Slum dwellers in the Philippine capital rummaged through their flattened homes Thursday as villagers on remote farms battled floods, two days after a monster typhoon killed at least 35 people.

By (AFP)

Published: Thu 29 Sep 2011, 11:17 AM

Last updated: Tue 7 Apr 2015, 2:07 AM

Authorities warned the death toll from Typhoon Nesat would continue to climb, with 45 people still missing and more accidents likely as tens of thousands of people struggled with the storm’s aftermath.

“Rescuers are using rubber boats and canoes to help those in areas still flooded,” Office of Civil Defense chief Benito Ramos told AFP.

“Many are marooned on rooftops, mostly menfolk who refused to join preemptive evacuations so they could guard their homes.”

Ramos said many of the missing were fishermen who set sail ahead of the storm despite warnings to remain on land.

“We are just praying that we will find them still alive, but realistically speaking, the number of deaths may still rise,” he said.

The Philippines endures an average of 20 storms annually, many of them deadly, but Nesat was one of the worst for the year largely due to an enormous rain band that pummelled virtually all of the main island of Luzon.

Nesat was approaching southern China on Thursday, forcing Hong Kong authorities to order a lockdown in the Chinese territory with the closure of financial markets, schools and transport services.

Manila was similarly brought to a standstill on Tuesday as rain flooded large parts of the Philippine capital and storm surges smashed sea walls protecting the city’s historic bayside area.

Residents in slums along Manila Bay continued to pick through rubble in a struggle to rebuild on Thursday, and officials said it would take many days to clear fallen trees, billboards and other debris across the city.

In Luzon’s vast agricultural plains that stretch hundreds of kilometres (miles) to the north of Manila, farmers struggled to deal with the destruction of rice that was primed for harvest.

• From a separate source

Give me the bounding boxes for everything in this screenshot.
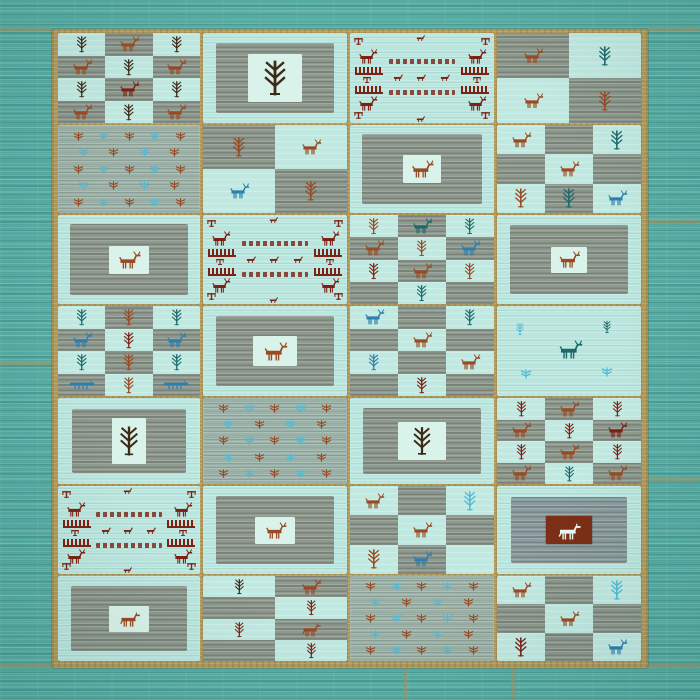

Television news broadcasts showed aerial footage of high water covering large areas of the northern provinces of Bulacan, Nueva Ecija and Pampanga, where many of the country’s large rice producing plains are located.

Many of those areas remained without power or cut off because highways and farms had been turned into virtual rivers.

Some people remained stranded in their homes, and rescue workers on boats went to retrieve them, although others preferred to stay to guard their properties.

“The flood waters are going down, but very, very slowly, because much of these areas are flat, agricultural land,” Ramos said.

Nearly 170,000 people were inside evacuation centres across Luzon, according to the government’s disaster relief agency.

Amid the clean-up operations, the government warned another typhoon would likely hit the country within days.

Science Undersecretary Graciano Yumul, who supervises the state weather bureau, said a new storm was 1,300 kilometres (800 miles) away in the Pacific Ocean and building towards typhoon strength as it approached the Philippines.

“By Sunday we will be experiencing (more) rains and bad weather,” Yumul told reporters.